Reflections on a blustery day

Blustery, rainy days like today always put me in the mood to read but since Winter break began I haven’t been able to settle into a good piece of fiction. Every novel I pick up quickly agitates me. Since it is a Sunday, and I didn’t go to church because my parents’ church service was canceled due to a power outage (their church is 45 minutes away, so we still have power), I decided to attempt The Pleasures of God: Meditations on God’s Delight in Being God by John Piper. One of my friends gave me the book for Christmas because she knew that this summer I had listened to some of Piper’s sermons and appreciated them.


So far, I have only read the Preface and the Introduction but I believe I’ve finally begun a book that will be able to sooth my agitation. It struck me as I read how serendipitous my friend’s choice was in selecting this particular book for me. Though I feel that I finally made my peace with God this summer, after a two year wrestling match, my relationship with him since then has lacked consistency and depth. Recently, it struck me that I had lost my delight in God and, subsequently, my hunger for Him. This struck me most as I was reading an entry from 'Am-ha'aretz Press, which is a blog that was recommended to me the weekend before Thanksgiving break. The author Isaiah Kallman wrote:


A good friend of mine told me that he wanted to become more disciplined in spending time with God. Then just a few weeks later, he confessed to how little time he had spent in prayer or reading his Bible. He said, “It’s not that I don’t have the time, but when the opportunity comes to spend time with Him, I make up excuses to do something else. I think the reason is that I don’t desire God enough.”

I told him, “Dude, please, I know you. You desire God. You’re hungry. You just don’t know how hungry you really are. I’m not going to pray that you become more disciplined. I’m going to ask God to show you just how desperately you already want Him. If you want something bad enough, you’ll do whatever it takes to get it.”

I feel very much like Isaiah’s friend, I desire God but I just can’t feel how hungry I am for Him. When I have time to read my Bible I usually call a friend or put in a movie.

In that same entry, Isaiah articulate something else that I have been thinking about a lot for the last four years, but especially throughout this last semester.


This is at the heart of the gospel [that] we must want His presence so badly that we’ll do anything to get there and stay there. We have to love the gospel so much that we can’t help but tell other people about it. We have to need God’s presence like the deer needed water in Psalm 42. We must feel our need to drink the living water Jesus offered before our thirst is quenched.

I’ve said a lot this year that the distinguishing feature of a Christian should be our love and delight in God. Not our love for Jesus as a famous humanitarian, or our love of our own knowledge about theology but a deep love for who God is. Quite a few people have asked me what I mean by that and how to do that. Answering their question has been difficult if not impossible for me this year since I have not been seeking God out or delighting in Him. I have known that to love God I need to be acquainted with Him. I should be seeking to get to know Him like a seek to get to know my friends. To me, that means reading His word and looking for His heart in every page. That means actively participating in His Church, which is Christ’s body, and looking for His face in their presence. Also, it means not being ashamed or reluctant to talk about Him. Occasionally, it even means reading a book that will draw out His character.

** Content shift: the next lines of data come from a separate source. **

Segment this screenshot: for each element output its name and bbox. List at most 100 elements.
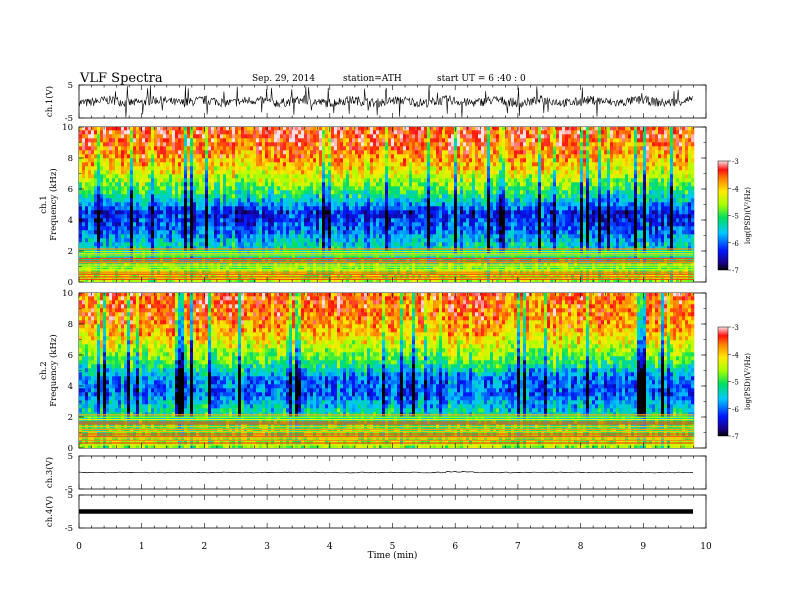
spectrogram-cell — [331, 222, 335, 227]
spectrogram-cell — [397, 226, 401, 231]
spectrogram-cell — [196, 202, 200, 207]
spectrogram-cell — [400, 182, 404, 187]
spectrogram-cell — [364, 218, 368, 223]
spectrogram-cell — [232, 158, 236, 163]
spectrogram-cell — [193, 274, 197, 279]
spectrogram-cell — [247, 150, 251, 155]
spectrogram-cell — [148, 206, 152, 211]
spectrogram-cell — [262, 214, 266, 219]
spectrogram-cell — [109, 202, 113, 207]
spectrogram-cell — [298, 234, 302, 239]
spectrogram-cell — [130, 214, 134, 219]
spectrogram-cell — [112, 174, 116, 179]
spectrogram-cell — [211, 138, 215, 143]
spectrogram-cell — [367, 274, 371, 279]
spectrogram-cell — [220, 258, 224, 263]
spectrogram-cell — [271, 194, 275, 199]
spectrogram-cell — [295, 262, 299, 267]
spectrogram-cell — [280, 266, 284, 271]
spectrogram-cell — [430, 194, 434, 199]
spectrogram-cell — [160, 234, 164, 239]
spectrogram-cell — [241, 127, 245, 131]
spectrogram-cell — [118, 194, 122, 199]
spectrogram-cell — [427, 194, 431, 199]
spectrogram-cell — [256, 178, 260, 183]
spectrogram-cell — [85, 138, 89, 143]
spectrogram-cell — [409, 202, 413, 207]
spectrogram-cell — [79, 246, 83, 251]
spectrogram-cell — [328, 214, 332, 219]
spectrogram-cell — [196, 190, 200, 195]
spectrogram-cell — [358, 238, 362, 243]
spectrogram-cell — [337, 186, 341, 191]
spectrogram-cell — [319, 182, 323, 187]
spectrogram-cell — [352, 154, 356, 159]
spectrogram-cell — [286, 182, 290, 187]
spectrogram-cell — [196, 274, 200, 279]
spectrogram-cell — [208, 178, 212, 183]
spectrogram-cell — [193, 210, 197, 215]
spectrogram-cell — [289, 242, 293, 247]
spectrogram-cell — [220, 142, 224, 147]
spectrogram-cell — [172, 198, 176, 203]
spectrogram-cell — [388, 194, 392, 199]
spectrogram-cell — [439, 258, 443, 263]
spectrogram-cell — [118, 242, 122, 247]
spectrogram-cell — [196, 138, 200, 143]
spectrogram-cell — [328, 210, 332, 215]
spectrogram-cell — [118, 182, 122, 187]
spectrogram-cell — [370, 266, 374, 271]
spectrogram-cell — [295, 198, 299, 203]
spectrogram-cell — [190, 266, 194, 271]
spectrogram-cell — [445, 134, 449, 139]
spectrogram-cell — [118, 246, 122, 251]
spectrogram-cell — [145, 226, 149, 231]
spectrogram-cell — [184, 138, 188, 143]
spectrogram-cell — [124, 138, 128, 143]
spectrogram-cell — [310, 174, 314, 179]
spectrogram-cell — [331, 202, 335, 207]
spectrogram-cell — [388, 190, 392, 195]
spectrogram-cell — [181, 230, 185, 235]
spectrogram-cell — [232, 242, 236, 247]
spectrogram-cell — [157, 266, 161, 271]
spectrogram-cell — [379, 138, 383, 143]
spectrogram-cell — [250, 206, 254, 211]
spectrogram-cell — [127, 226, 131, 231]
spectrogram-cell — [367, 146, 371, 151]
spectrogram-cell — [94, 166, 98, 171]
spectrogram-cell — [313, 174, 317, 179]
spectrogram-cell — [358, 258, 362, 263]
spectrogram-cell — [274, 226, 278, 231]
spectrogram-cell — [100, 190, 104, 195]
spectrogram-cell — [400, 218, 404, 223]
spectrogram-cell — [454, 198, 458, 203]
spectrogram-cell — [235, 170, 239, 175]
spectrogram-cell — [241, 162, 245, 167]
spectrogram-cell — [148, 182, 152, 187]
spectrogram-cell — [277, 262, 281, 267]
spectrogram-cell — [88, 162, 92, 167]
spectrogram-cell — [418, 246, 422, 251]
spectrogram-cell — [139, 127, 143, 131]
spectrogram-cell — [211, 242, 215, 247]
spectrogram-cell — [184, 174, 188, 179]
spectrogram-cell — [211, 190, 215, 195]
spectrogram-cell — [406, 127, 410, 131]
spectrogram-cell — [298, 274, 302, 279]
spectrogram-cell — [289, 258, 293, 263]
spectrogram-cell — [178, 218, 182, 223]
spectrogram-cell — [385, 246, 389, 251]
spectrogram-cell — [163, 202, 167, 207]
spectrogram-cell — [310, 130, 314, 135]
spectrogram-cell — [457, 226, 461, 231]
spectrogram-cell — [370, 218, 374, 223]
spectrogram-cell — [421, 226, 425, 231]
spectrogram-cell — [391, 154, 395, 159]
spectrogram-cell — [223, 238, 227, 243]
spectrogram-cell — [223, 142, 227, 147]
spectrogram-cell — [139, 258, 143, 263]
spectrogram-cell — [160, 258, 164, 263]
spectrogram-cell — [217, 182, 221, 187]
spectrogram-cell — [373, 266, 377, 271]
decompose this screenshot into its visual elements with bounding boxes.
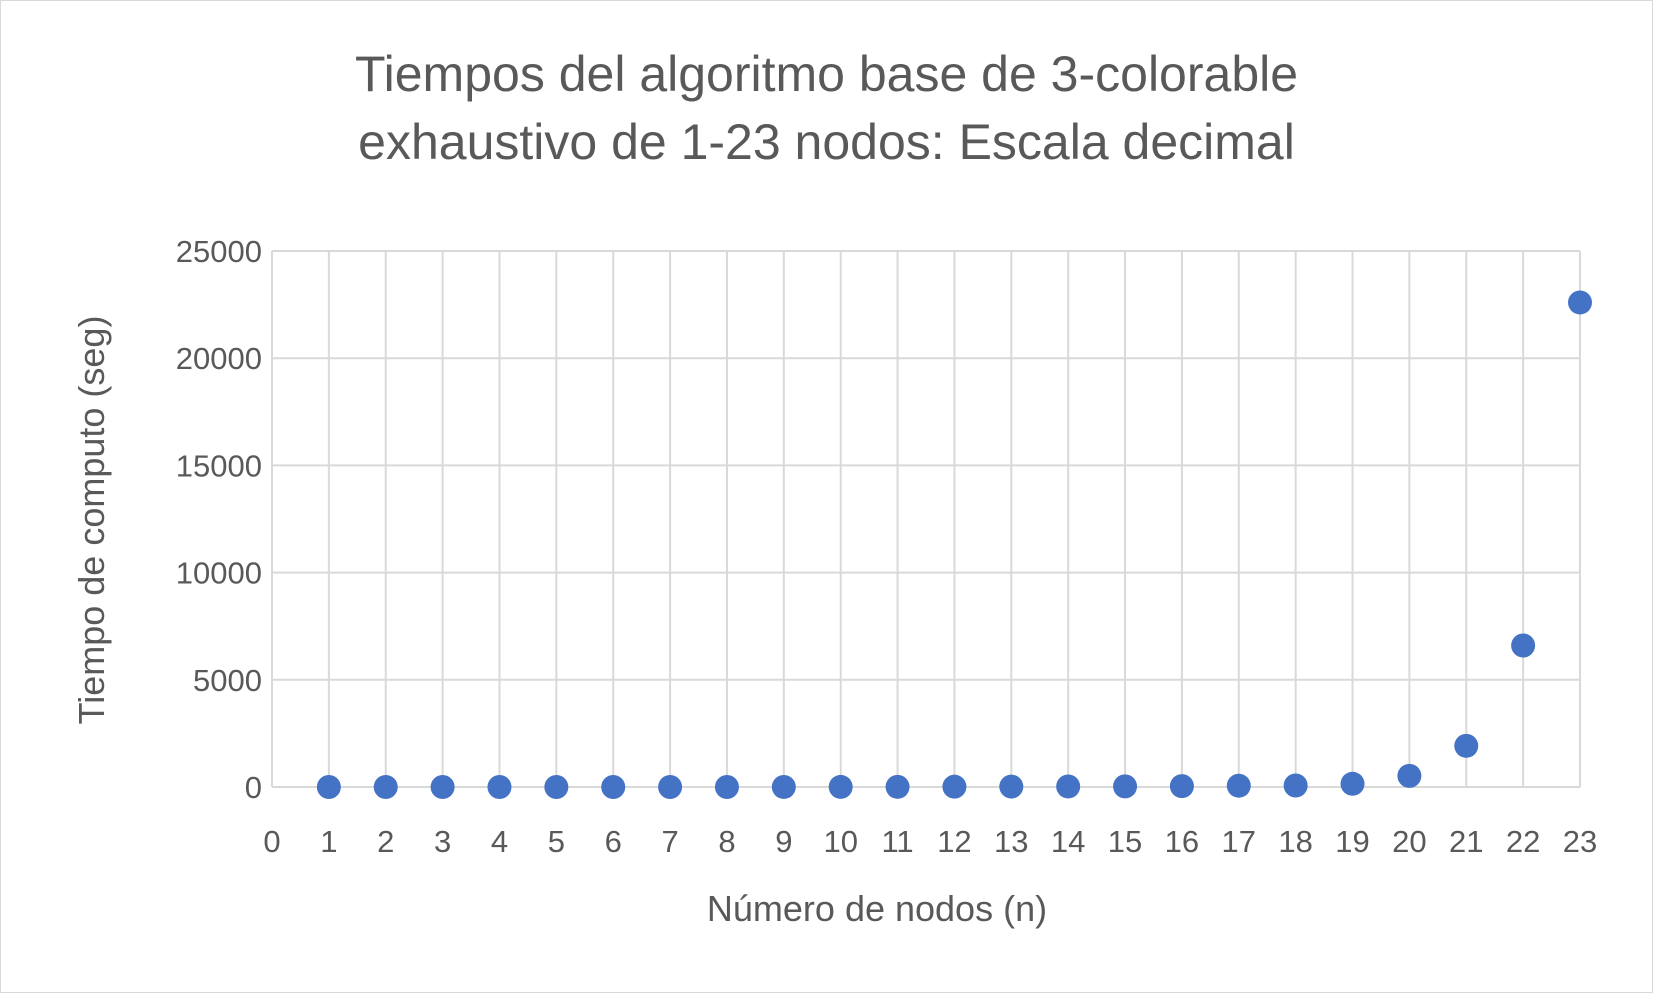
data-point <box>1397 763 1422 788</box>
x-tick-label: 12 <box>937 824 971 859</box>
y-tick-label: 25000 <box>176 234 262 269</box>
y-tick-label: 10000 <box>176 556 262 591</box>
data-point <box>1113 774 1138 799</box>
data-point <box>828 774 853 799</box>
data-point <box>714 774 739 799</box>
x-tick-label: 20 <box>1392 824 1426 859</box>
data-point <box>487 775 512 799</box>
x-axis-title: Número de nodos (n) <box>707 888 1047 929</box>
x-tick-label: 16 <box>1165 824 1199 859</box>
data-point <box>658 775 683 799</box>
data-point <box>771 774 796 799</box>
chart-title-line-1: Tiempos del algoritmo base de 3-colorabl… <box>354 46 1299 102</box>
y-tick-label: 0 <box>245 770 262 805</box>
x-tick-label: 6 <box>605 824 622 859</box>
data-point <box>544 775 569 799</box>
x-tick-label: 5 <box>548 824 565 859</box>
x-tick-label: 23 <box>1563 824 1597 859</box>
x-tick-label: 17 <box>1222 824 1256 859</box>
x-tick-label: 9 <box>775 824 792 859</box>
data-point <box>885 774 910 799</box>
data-point <box>1056 774 1081 799</box>
gridlines <box>271 250 1581 788</box>
chart-title: Tiempos del algoritmo base de 3-colorabl… <box>0 40 1653 176</box>
x-tick-label: 0 <box>263 824 280 859</box>
y-tick-label: 20000 <box>176 341 262 376</box>
data-points <box>316 290 1592 799</box>
x-tick-label: 13 <box>994 824 1028 859</box>
y-tick-label: 15000 <box>176 448 262 483</box>
data-point <box>1340 771 1365 796</box>
data-point <box>373 775 398 799</box>
data-point <box>1226 773 1251 798</box>
data-point <box>1568 290 1592 315</box>
x-tick-label: 18 <box>1278 824 1312 859</box>
x-tick-label: 21 <box>1449 824 1483 859</box>
x-tick-label: 11 <box>881 824 913 859</box>
data-point <box>1169 774 1194 799</box>
data-point <box>1454 733 1479 758</box>
x-tick-label: 15 <box>1108 824 1142 859</box>
y-tick-label: 5000 <box>193 663 262 698</box>
chart-title-line-2: exhaustivo de 1-23 nodos: Escala decimal <box>358 114 1295 170</box>
data-point <box>999 774 1024 799</box>
x-tick-label: 3 <box>434 824 451 859</box>
x-tick-label: 22 <box>1506 824 1540 859</box>
y-axis-title: Tiempo de computo (seg) <box>71 316 112 725</box>
data-point <box>1283 773 1308 798</box>
data-point <box>942 774 967 799</box>
x-tick-label: 1 <box>320 824 337 859</box>
data-point <box>430 775 455 799</box>
x-tick-label: 8 <box>718 824 735 859</box>
x-tick-label: 19 <box>1335 824 1369 859</box>
x-tick-label: 2 <box>377 824 394 859</box>
x-tick-label: 10 <box>823 824 857 859</box>
data-point <box>601 775 626 799</box>
x-tick-label: 7 <box>661 824 678 859</box>
data-point <box>1511 633 1536 658</box>
x-tick-label: 14 <box>1051 824 1085 859</box>
x-tick-label: 4 <box>491 824 508 859</box>
data-point <box>316 775 341 799</box>
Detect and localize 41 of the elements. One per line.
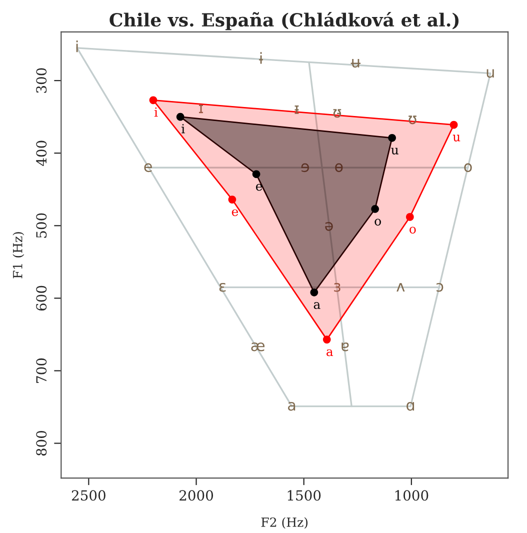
y-tick-label: 500: [36, 213, 47, 238]
annotation: u: [486, 68, 494, 78]
annotation: ɵ: [335, 163, 343, 172]
data-label: o: [410, 226, 416, 234]
annotation: i: [76, 40, 78, 52]
x-tick-label: 1500: [288, 490, 321, 501]
data-label: e: [256, 184, 262, 191]
annotation: e: [144, 163, 152, 172]
annotation: ɛ: [219, 282, 226, 292]
annotation: o: [464, 163, 472, 172]
annotation: ɪ: [199, 104, 203, 114]
annotation: a: [288, 402, 296, 411]
data-label: i: [182, 124, 185, 134]
x-tick-label: 1000: [395, 490, 428, 501]
data-label: u: [391, 148, 398, 155]
y-tick-label: 600: [36, 286, 47, 311]
data-label: o: [374, 218, 381, 226]
annotation: æ: [251, 342, 264, 352]
annotation: ɑ: [406, 402, 414, 411]
annotation: ɘ: [301, 163, 310, 172]
y-tick-label: 700: [36, 358, 47, 383]
annotation: ɔ: [436, 282, 444, 292]
annotation: ʉ: [350, 59, 361, 68]
y-axis-title: F1 (Hz): [12, 232, 24, 278]
data-label: a: [314, 302, 320, 310]
x-tick-label: 2500: [72, 490, 106, 501]
y-tick-label: 800: [36, 430, 47, 456]
data-label: a: [326, 349, 334, 356]
y-tick-label: 300: [36, 68, 47, 93]
x-axis-title: F2 (Hz): [261, 517, 308, 529]
annotation: ʌ: [396, 283, 405, 292]
y-tick-label: 400: [36, 140, 47, 166]
data-label: u: [452, 134, 460, 142]
annotation: ə: [325, 222, 333, 231]
annotation: ɨ: [259, 52, 263, 64]
data-label: e: [232, 209, 238, 216]
annotation: ɐ: [342, 342, 349, 352]
annotation: ɜ: [334, 282, 340, 292]
chart-title: Chile vs. España (Chládková et al.): [110, 12, 459, 30]
x-tick-label: 2000: [180, 490, 214, 501]
data-label: i: [154, 107, 158, 117]
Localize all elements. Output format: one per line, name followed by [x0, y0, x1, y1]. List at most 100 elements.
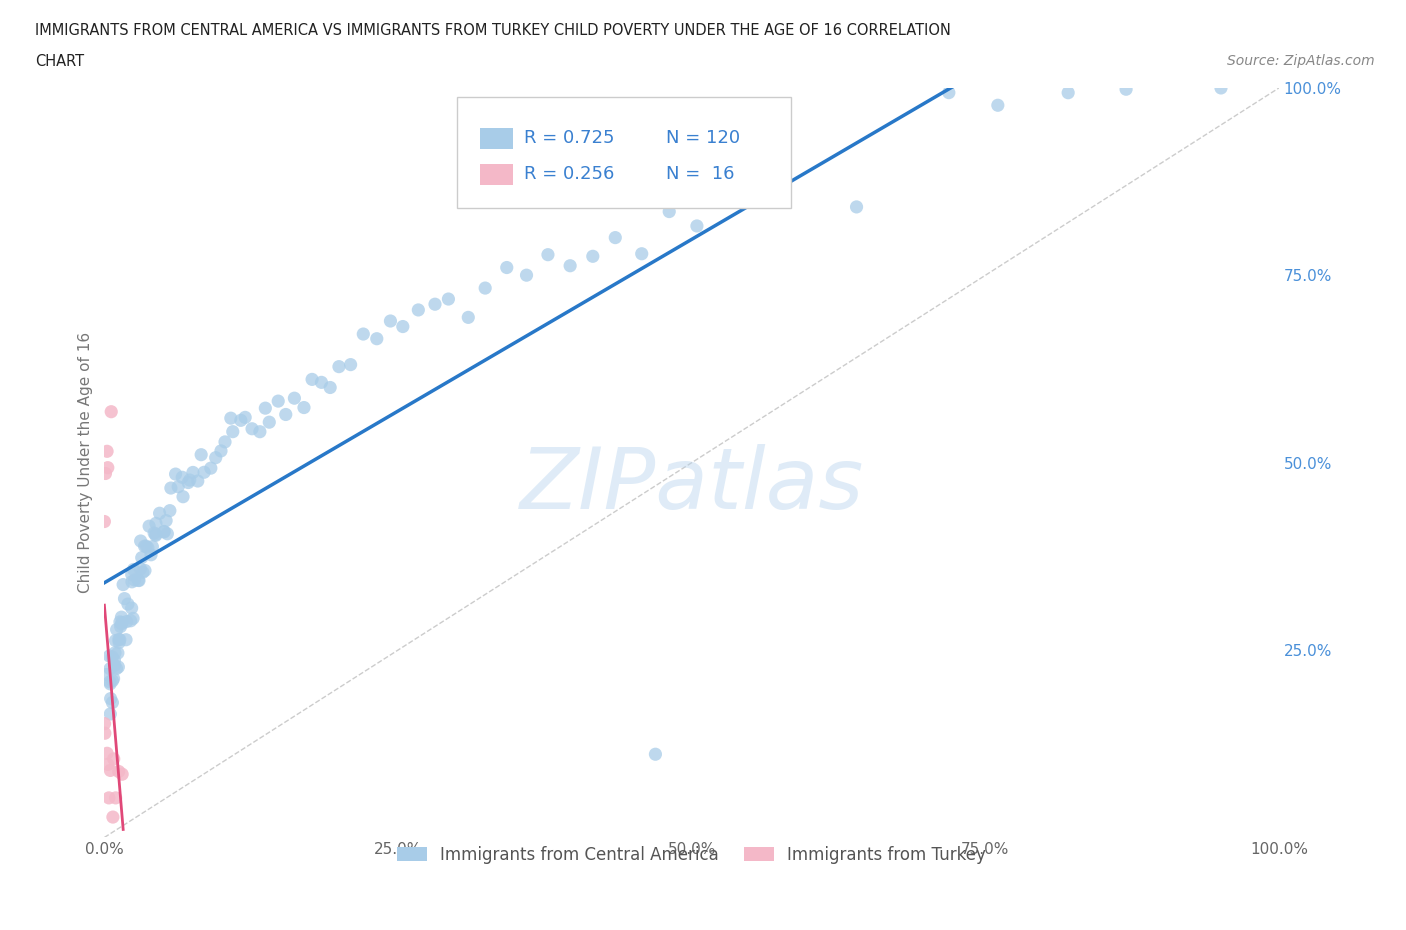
Point — [100, 763, 122, 777]
Point — [167, 479, 190, 494]
Text: CHART: CHART — [35, 54, 84, 69]
Point — [104, 633, 127, 648]
Point — [214, 434, 236, 449]
Text: R = 0.725: R = 0.725 — [523, 129, 614, 147]
Point — [172, 489, 194, 504]
Point — [124, 573, 146, 588]
Point — [105, 661, 128, 676]
Point — [98, 674, 121, 689]
Point — [100, 405, 122, 419]
Point — [107, 659, 129, 674]
Point — [103, 751, 125, 766]
Point — [845, 199, 868, 214]
Point — [107, 764, 129, 779]
FancyBboxPatch shape — [481, 164, 513, 185]
Point — [605, 230, 627, 245]
Point — [1057, 86, 1080, 100]
Point — [105, 622, 128, 637]
Point — [138, 519, 160, 534]
Point — [474, 281, 496, 296]
Point — [644, 747, 666, 762]
Point — [134, 538, 156, 553]
Text: R = 0.256: R = 0.256 — [523, 166, 614, 183]
Point — [339, 357, 361, 372]
Point — [987, 98, 1010, 113]
Point — [136, 540, 159, 555]
Point — [110, 617, 132, 631]
Point — [98, 661, 121, 676]
Point — [560, 259, 582, 273]
Point — [121, 575, 143, 590]
Point — [204, 450, 226, 465]
Point — [96, 444, 118, 458]
Text: IMMIGRANTS FROM CENTRAL AMERICA VS IMMIGRANTS FROM TURKEY CHILD POVERTY UNDER TH: IMMIGRANTS FROM CENTRAL AMERICA VS IMMIG… — [35, 23, 950, 38]
Point — [103, 658, 125, 672]
FancyBboxPatch shape — [481, 127, 513, 149]
Point — [179, 472, 201, 487]
Text: ZIPatlas: ZIPatlas — [520, 444, 863, 526]
Point — [254, 401, 277, 416]
Point — [98, 676, 121, 691]
Point — [172, 470, 194, 485]
Point — [122, 562, 145, 577]
Point — [110, 619, 132, 634]
Point — [101, 695, 124, 710]
Point — [94, 466, 117, 481]
Point — [103, 653, 125, 668]
Point — [153, 524, 176, 538]
Point — [283, 391, 305, 405]
Point — [240, 421, 263, 436]
Point — [112, 578, 135, 592]
Point — [292, 400, 315, 415]
Point — [181, 465, 204, 480]
Point — [437, 292, 460, 307]
Point — [139, 548, 162, 563]
Point — [495, 260, 517, 275]
Point — [938, 86, 960, 100]
Point — [193, 465, 215, 480]
Point — [259, 415, 281, 430]
Point — [160, 481, 183, 496]
Point — [134, 563, 156, 578]
Point — [93, 514, 115, 529]
Point — [120, 613, 142, 628]
Point — [97, 757, 120, 772]
Point — [115, 614, 138, 629]
Point — [686, 219, 709, 233]
Point — [132, 565, 155, 579]
Point — [311, 375, 333, 390]
Point — [233, 410, 256, 425]
Point — [101, 810, 124, 825]
Point — [121, 567, 143, 582]
Point — [658, 204, 681, 219]
Point — [515, 268, 537, 283]
Point — [408, 302, 430, 317]
Point — [267, 393, 290, 408]
Point — [141, 539, 163, 554]
Point — [190, 447, 212, 462]
Point — [104, 645, 127, 660]
Point — [108, 632, 131, 647]
Point — [209, 444, 232, 458]
Point — [380, 313, 402, 328]
Point — [100, 691, 122, 706]
Point — [301, 372, 323, 387]
Point — [145, 526, 167, 541]
Point — [94, 725, 117, 740]
Point — [128, 573, 150, 588]
Y-axis label: Child Poverty Under the Age of 16: Child Poverty Under the Age of 16 — [79, 332, 93, 593]
Point — [165, 467, 187, 482]
Point — [96, 667, 118, 682]
Point — [582, 249, 605, 264]
Point — [423, 297, 446, 312]
Point — [93, 716, 115, 731]
Point — [101, 673, 124, 688]
Point — [96, 746, 118, 761]
Point — [155, 513, 177, 528]
Point — [103, 671, 125, 686]
Point — [101, 649, 124, 664]
Point — [115, 632, 138, 647]
Point — [98, 648, 121, 663]
Point — [352, 326, 374, 341]
Point — [274, 407, 297, 422]
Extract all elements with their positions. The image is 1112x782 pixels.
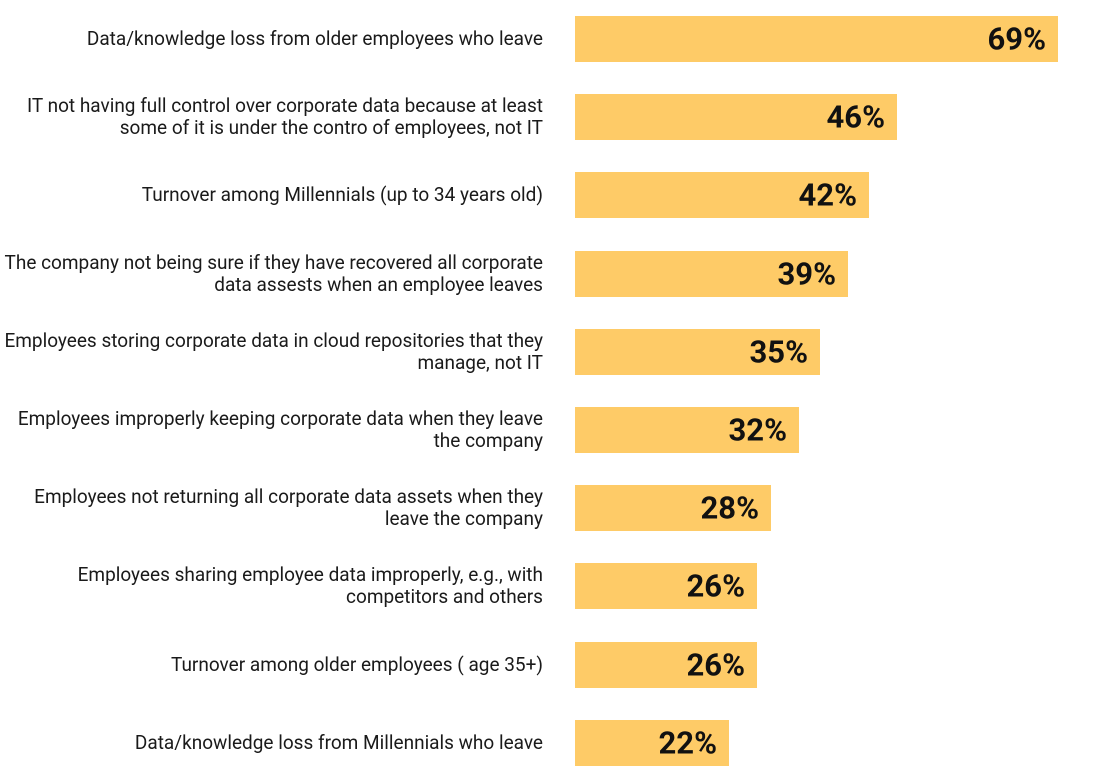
category-label: Employees improperly keeping corporate d… [17, 407, 543, 452]
bar: 46% [575, 94, 897, 141]
bar: 26% [575, 641, 757, 688]
bar: 39% [575, 250, 848, 297]
bar-row: Turnover among older employees ( age 35+… [0, 626, 1112, 704]
value-label: 35% [749, 333, 809, 371]
value-label: 26% [686, 567, 746, 605]
bar-row: IT not having full control over corporat… [0, 78, 1112, 156]
category-label: Employees storing corporate data in clou… [4, 328, 543, 374]
value-label: 32% [728, 411, 788, 449]
value-label: 26% [686, 646, 746, 684]
value-label: 42% [798, 176, 858, 214]
bar-row: Employees sharing employee data improper… [0, 547, 1112, 625]
category-label: Turnover among older employees ( age 35+… [171, 652, 543, 676]
bar: 32% [575, 407, 799, 453]
bar: 35% [575, 328, 820, 375]
bar-row: Employees storing corporate data in clou… [0, 313, 1112, 391]
bar-row: Data/knowledge loss from older employees… [0, 0, 1112, 78]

What I appreciated about listening to John Piper’s sermons this summer is that he focuses on delighting in God. His book that my friend bought for me, The Pleasures of God, is supposed to be a study of God’s character. In the Preface he summarizes the book by writing that it is based off of the “foundational truth” that “We will be most satisfied in God when we know why God himself is most satisfied in God.” More precisely, the book was birthed out of Piper’s reflections on a quote by Henry Scougal, “The Worth and Excellency of a soul is to be measured by the object of its love.” Reflecting on that Piper sought out to know more of the excellency and worth of God’s soul by studying where God’s “delights and pleasures and joys” are mentioned in the Bible. He states, “I saw that the pleasures of God were in fact a portrait of God.” In The Pleasures of God, Piper seeks to illustrate that portrait. Hopefully this will be an encouraging read that compels me to delight more in God and to seek Him out more.